Speeches, etc.

Margaret Thatcher

Speech in Dartford

Document type: Speeches, interviews, etc.
Venue: Dartford East County Secondary School for Boys, Dartford
Source: Kentish Times, 24 February 1950
Editorial comments: Evening? Transcript of an article first published in Kentish Times.
Importance ranking: Minor
Word count: 237
Themes: Employment, General Elections, Monetary policy, Taxation

VALUE OF A WAGE PACKET

What it will buy

Miss Roberts told electors at Dartford East County Secondary School for Boys on Friday that, so far as devaluation was concerned, they still had to feel the full effects of the cuts. Most of the cuts would not take effect until after the election. They now had to pay more for goods from America.

“Where I accuse the Government of dishonesty in this” she went on, “is that on September 18 Sir Stafford Cripps said the only immediate increase would be in the price of bread. That was quite wrong. The very next day the price of non-ferrous metals went up to the many manufacturers using them. It was the financial policy of the Government which took us to devaluation. The value of wages is not the actual amount in the wage-packet, but it is what that amount will buy in terms of goods,” said the candidate.
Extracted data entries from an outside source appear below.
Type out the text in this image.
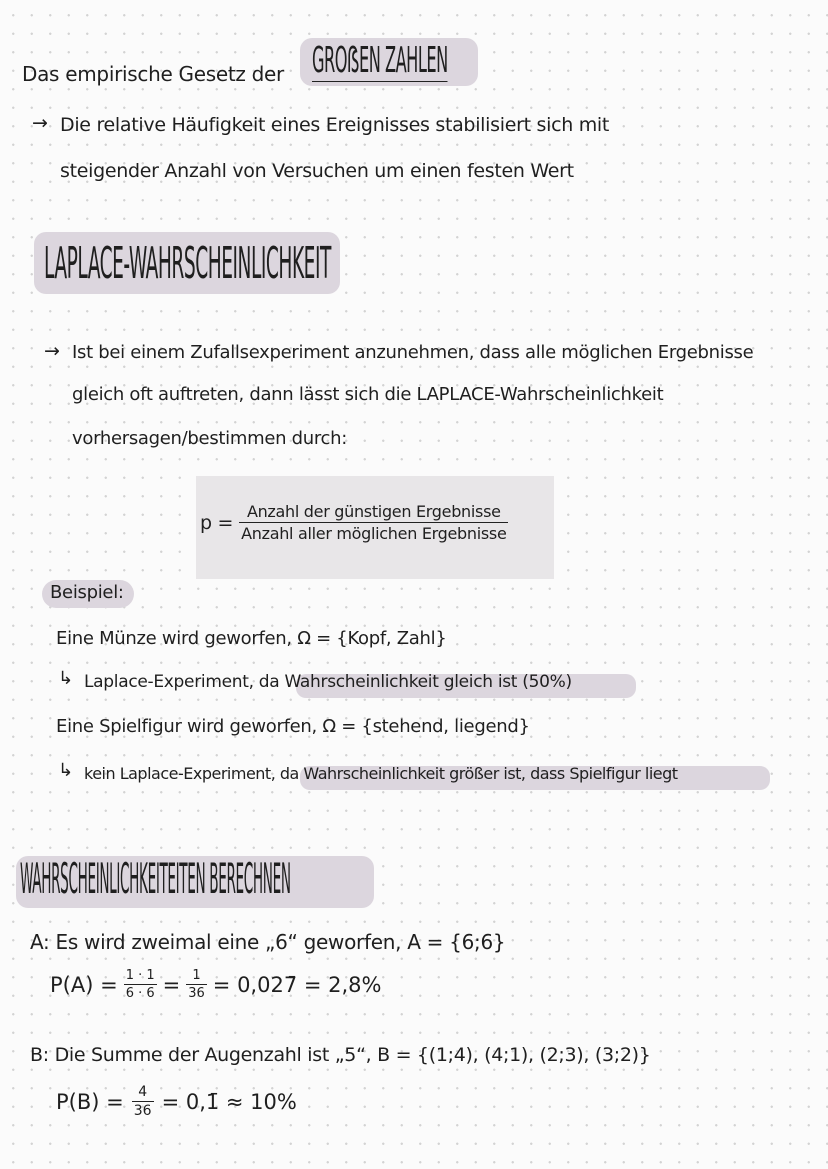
Das empirische Gesetz der GROẞEN ZAHLEN
→ Die relative Häufigkeit eines Ereignisses stabilisiert sich mit
steigender Anzahl von Versuchen um einen festen Wert
LAPLACE-WAHRSCHEINLICHKEIT
→ Ist bei einem Zufallsexperiment anzunehmen, dass alle möglichen Ergebnisse
gleich oft auftreten, dann lässt sich die LAPLACE-Wahrscheinlichkeit
vorhersagen/bestimmen durch:
$p = \frac{\text{Anzahl der günstigen Ergebnisse}}{\text{Anzahl aller möglichen Ergebnisse}}$
Beispiel:
Eine Münze wird geworfen, Ω = {Kopf, Zahl}
↳ Laplace-Experiment, da Wahrscheinlichkeit gleich ist (50%)
Eine Spielfigur wird geworfen, Ω = {stehend, liegend}
↳ kein Laplace-Experiment, da Wahrscheinlichkeit größer ist, dass Spielfigur liegt
WAHRSCHEINLICHKEITEITEN BERECHNEN
A: Es wird zweimal eine „6“ geworfen, A = {6;6}
$P(A) = \frac{1 \cdot 1}{6 \cdot 6} = \frac{1}{36}$ = 0,027̄ = 2,8%
B: Die Summe der Augenzahl ist „5“, B = {(1;4), (4;1), (2;3), (3;2)}
$P(B) = \frac{4}{36}$ = 0,1̄ ≈ 10%
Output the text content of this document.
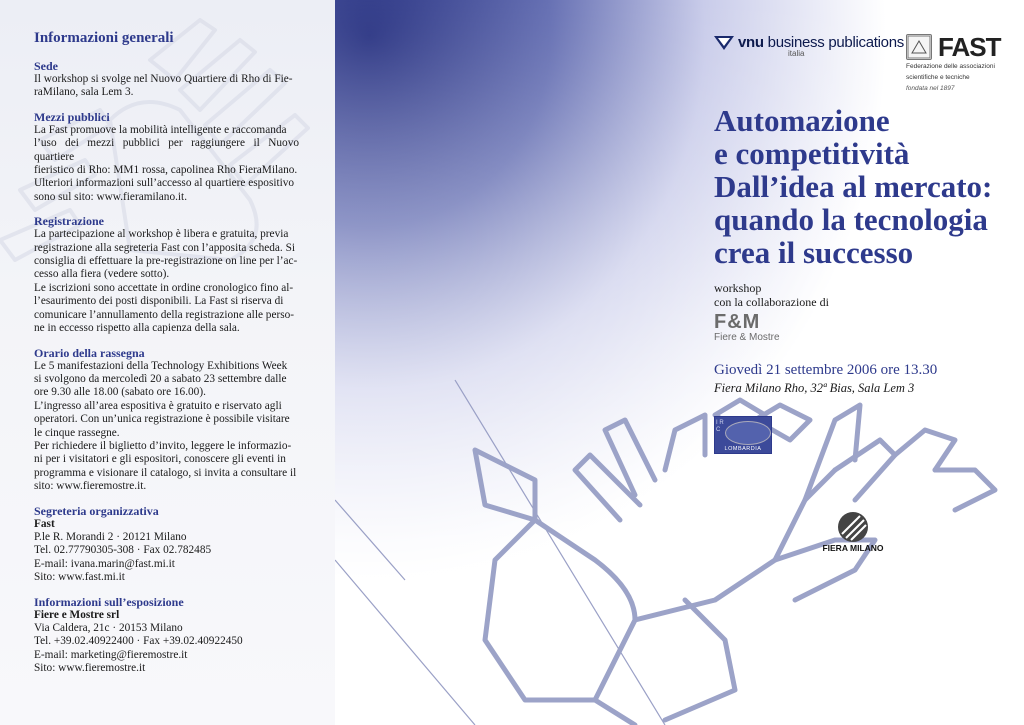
Informazioni generali
Sede
Il workshop si svolge nel Nuovo Quartiere di Rho di Fie-
raMilano, sala Lem 3.
Mezzi pubblici
La Fast promuove la mobilità intelligente e raccomanda
l’uso dei mezzi pubblici per raggiungere il Nuovo quartiere
fieristico di Rho: MM1 rossa, capolinea Rho FieraMilano.
Ulteriori informazioni sull’accesso al quartiere espositivo
sono sul sito: www.fieramilano.it.
Registrazione
La partecipazione al workshop è libera e gratuita, previa
registrazione alla segreteria Fast con l’apposita scheda. Si
consiglia di effettuare la pre-registrazione on line per l’ac-
cesso alla fiera (vedere sotto).
Le iscrizioni sono accettate in ordine cronologico fino al-
l’esaurimento dei posti disponibili. La Fast si riserva di
comunicare l’annullamento della registrazione alle perso-
ne in eccesso rispetto alla capienza della sala.
Orario della rassegna
Le 5 manifestazioni della Technology Exhibitions Week
si svolgono da mercoledì 20 a sabato 23 settembre dalle
ore 9.30 alle 18.00 (sabato ore 16.00).
L’ingresso all’area espositiva è gratuito e riservato agli
operatori. Con un’unica registrazione è possibile visitare
le cinque rassegne.
Per richiedere il biglietto d’invito, leggere le informazio-
ni per i visitatori e gli espositori, conoscere gli eventi in
programma e visionare il catalogo, si invita a consultare il
sito: www.fieremostre.it.
Segreteria organizzativa
Fast
P.le R. Morandi 2 · 20121 Milano
Tel. 02.77790305-308 · Fax 02.782485
E-mail: ivana.marin@fast.mi.it
Sito: www.fast.mi.it
Informazioni sull’esposizione
Fiere e Mostre srl
Via Caldera, 21c · 20153 Milano
Tel. +39.02.40922400 · Fax +39.02.40922450
E-mail: marketing@fieremostre.it
Sito: www.fieremostre.it
vnu business publications
italia	FAST
Federazione delle associazioni
scientifiche e tecniche
fondata nel 1897
Automazione
e competitività
Dall’idea al mercato:
quando la tecnologia
crea il successo
workshop
con la collaborazione di
F&M
Fiere & Mostre
Giovedì 21 settembre 2006 ore 13.30
Fiera Milano Rho, 32ª Bias, Sala Lem 3
I R C
LOMBARDIA
FIERA MILANO
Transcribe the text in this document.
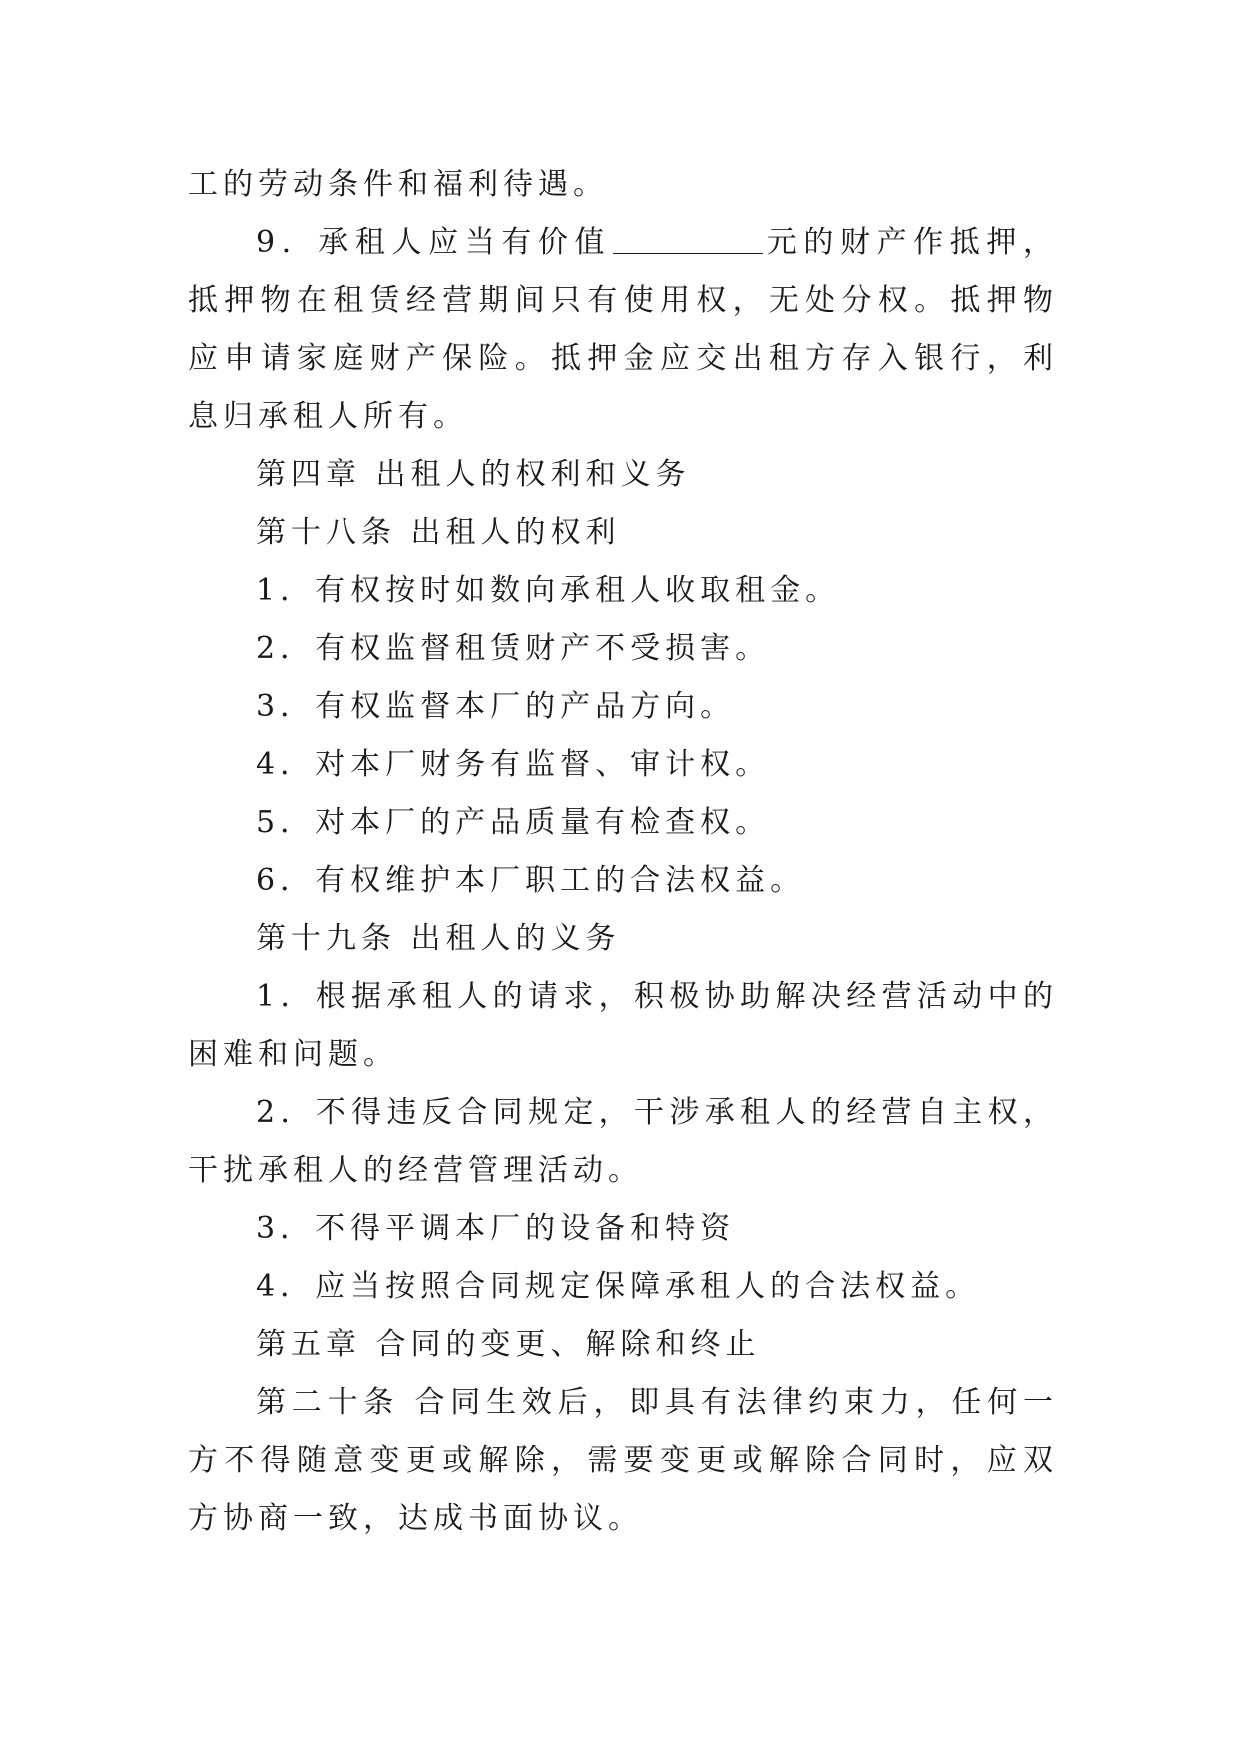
工的劳动条件和福利待遇。

9．承租人应当有价值	元的财产作抵押，抵押物在租赁经营期间只有使用权，无处分权。抵押物应申请家庭财产保险。抵押金应交出租方存入银行，利息归承租人所有。

第四章 出租人的权利和义务

第十八条 出租人的权利

1．有权按时如数向承租人收取租金。

2．有权监督租赁财产不受损害。

3．有权监督本厂的产品方向。

4．对本厂财务有监督、审计权。

5．对本厂的产品质量有检查权。

6．有权维护本厂职工的合法权益。

第十九条 出租人的义务

1．根据承租人的请求，积极协助解决经营活动中的困难和问题。

2．不得违反合同规定，干涉承租人的经营自主权，干扰承租人的经营管理活动。

3．不得平调本厂的设备和特资

4．应当按照合同规定保障承租人的合法权益。

第五章 合同的变更、解除和终止

第二十条 合同生效后，即具有法律约束力，任何一方不得随意变更或解除，需要变更或解除合同时，应双方协商一致，达成书面协议。
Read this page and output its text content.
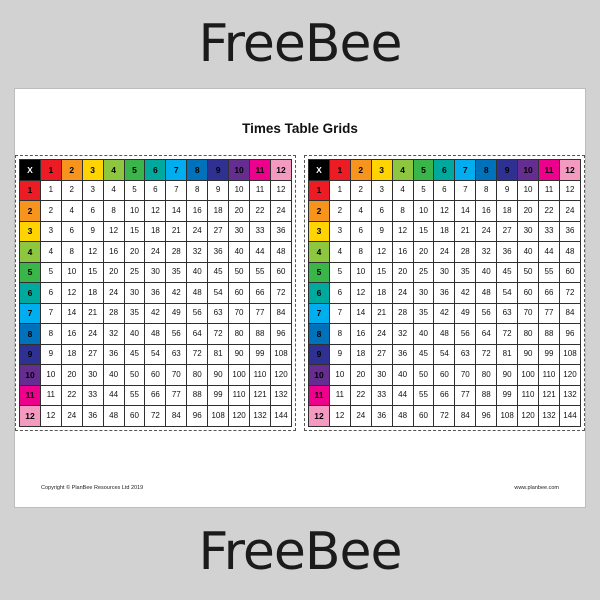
FreeBee
Times Table Grids
X	1	2	3	4	5	6	7	8	9	10	11	12
1	1	2	3	4	5	6	7	8	9	10	11	12
2	2	4	6	8	10	12	14	16	18	20	22	24
3	3	6	9	12	15	18	21	24	27	30	33	36
4	4	8	12	16	20	24	28	32	36	40	44	48
5	5	10	15	20	25	30	35	40	45	50	55	60
6	6	12	18	24	30	36	42	48	54	60	66	72
7	7	14	21	28	35	42	49	56	63	70	77	84
8	8	16	24	32	40	48	56	64	72	80	88	96
9	9	18	27	36	45	54	63	72	81	90	99	108
10	10	20	30	40	50	60	70	80	90	100	110	120
11	11	22	33	44	55	66	77	88	99	110	121	132
12	12	24	36	48	60	72	84	96	108	120	132	144
X	1	2	3	4	5	6	7	8	9	10	11	12
1	1	2	3	4	5	6	7	8	9	10	11	12
2	2	4	6	8	10	12	14	16	18	20	22	24
3	3	6	9	12	15	18	21	24	27	30	33	36
4	4	8	12	16	20	24	28	32	36	40	44	48
5	5	10	15	20	25	30	35	40	45	50	55	60
6	6	12	18	24	30	36	42	48	54	60	66	72
7	7	14	21	28	35	42	49	56	63	70	77	84
8	8	16	24	32	40	48	56	64	72	80	88	96
9	9	18	27	36	45	54	63	72	81	90	99	108
10	10	20	30	40	50	60	70	80	90	100	110	120
11	11	22	33	44	55	66	77	88	99	110	121	132
12	12	24	36	48	60	72	84	96	108	120	132	144
Copyright © PlanBee Resources Ltd 2019	www.planbee.com
FreeBee
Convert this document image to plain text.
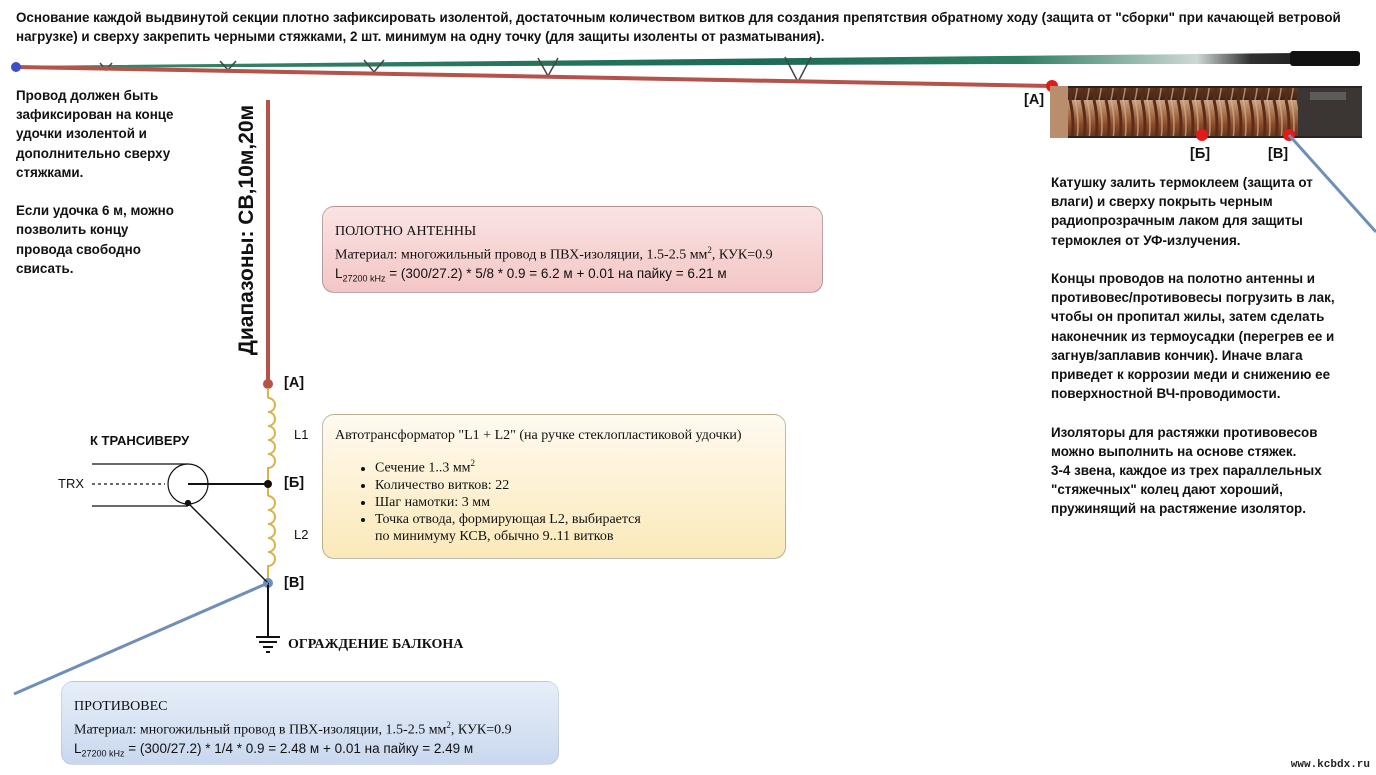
Основание каждой выдвинутой секции плотно зафиксировать изолентой, достаточным количеством витков для создания препятствия обратному ходу (защита от "сборки" при качающей ветровой нагрузке) и сверху закрепить черными стяжками, 2 шт. минимум на одну точку (для защиты изоленты от разматывания).
Провод должен быть зафиксирован на конце удочки изолентой и дополнительно сверху стяжками.

Если удочка 6 м, можно позволить концу провода свободно свисать.
Катушку залить термоклеем (защита от влаги) и сверху покрыть черным радиопрозрачным лаком для защиты термоклея от УФ-излучения.

Концы проводов на полотно антенны и противовес/противовесы погрузить в лак, чтобы он пропитал жилы, затем сделать наконечник из термоусадки (перегрев ее и загнув/заплавив кончик). Иначе влага приведет к коррозии меди и снижению ее поверхностной ВЧ-проводимости.

Изоляторы для растяжки противовесов можно выполнить на основе стяжек.
3-4 звена, каждое из трех параллельных "стяжечных" колец дают хороший, пружинящий на растяжение изолятор.
Диапазоны: СВ,10м,20м
[A]
[Б]	[В]
[А]
[Б]
[В]
L1
L2
TRX
К ТРАНСИВЕРУ
ОГРАЖДЕНИЕ БАЛКОНА
ПОЛОТНО АНТЕННЫ
Материал: многожильный провод в ПВХ-изоляции, 1.5-2.5 $мм^2$, КУК=0.9
$L_{27200 kHz} = (300/27.2) * 5/8 * 0.9 = 6.2$ м + 0.01 на пайку = 6.21 м
Автотрансформатор "L1 + L2" (на ручке стеклопластиковой удочки)
• Сечение 1..3 $мм^2$
• Количество витков: 22
• Шаг намотки: 3 мм
• Точка отвода, формирующая L2, выбирается
по минимуму КСВ, обычно 9..11 витков
ПРОТИВОВЕС
Материал: многожильный провод в ПВХ-изоляции, 1.5-2.5 $мм^2$, КУК=0.9
$L_{27200 kHz} = (300/27.2) * 1/4 * 0.9 = 2.48$ м + 0.01 на пайку = 2.49 м
www.kcbdx.ru
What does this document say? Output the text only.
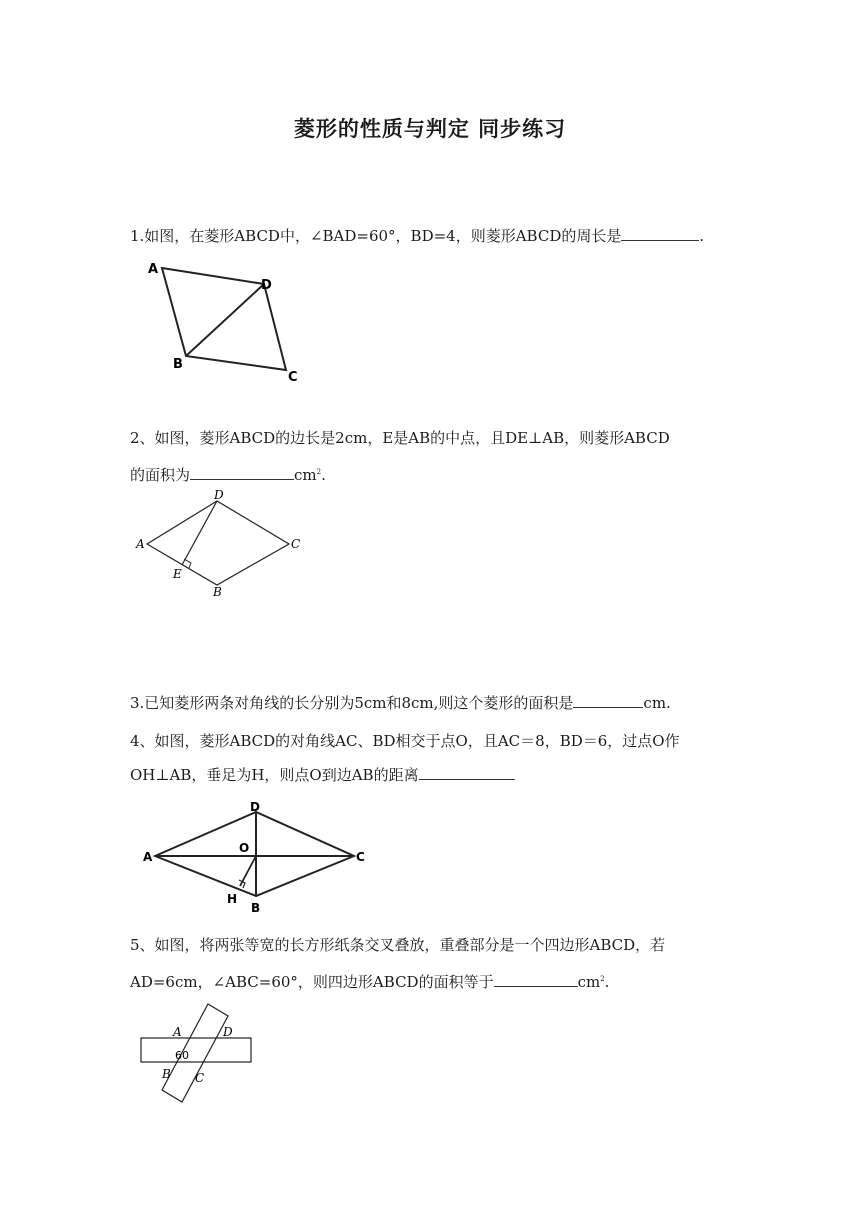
菱形的性质与判定 同步练习
1.如图，在菱形ABCD中，∠BAD=60°，BD=4，则菱形ABCD的周长是	.
A
D
B
C
2、如图，菱形ABCD的边长是2cm，E是AB的中点，且DE⊥AB，则菱形ABCD
的面积为	$cm^2$.
D
A	C
E
B
3.已知菱形两条对角线的长分别为5cm和8cm,则这个菱形的面积是	cm.
4、如图，菱形ABCD的对角线AC、BD相交于点O，且AC＝8，BD＝6，过点O作
OH⊥AB，垂足为H，则点O到边AB的距离
D
A
O
C
H
B
5、如图，将两张等宽的长方形纸条交叉叠放，重叠部分是一个四边形ABCD，若
AD=6cm，∠ABC=60°，则四边形ABCD的面积等于	$cm^2$.
A	D
60
B C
In another two years' time, said Miss Roberts, that financial policy would bring them to the greatest unemployment problem they had ever known. Unless they improved their economic position and reduced the level of taxation, it would only bring them to further devaluation. They were the most highly taxed nation in the world. The basic fact of human nature was this—that if you wanted people to work and give extra work, then you had got to give extra rewards. At present, taxation obscured all that.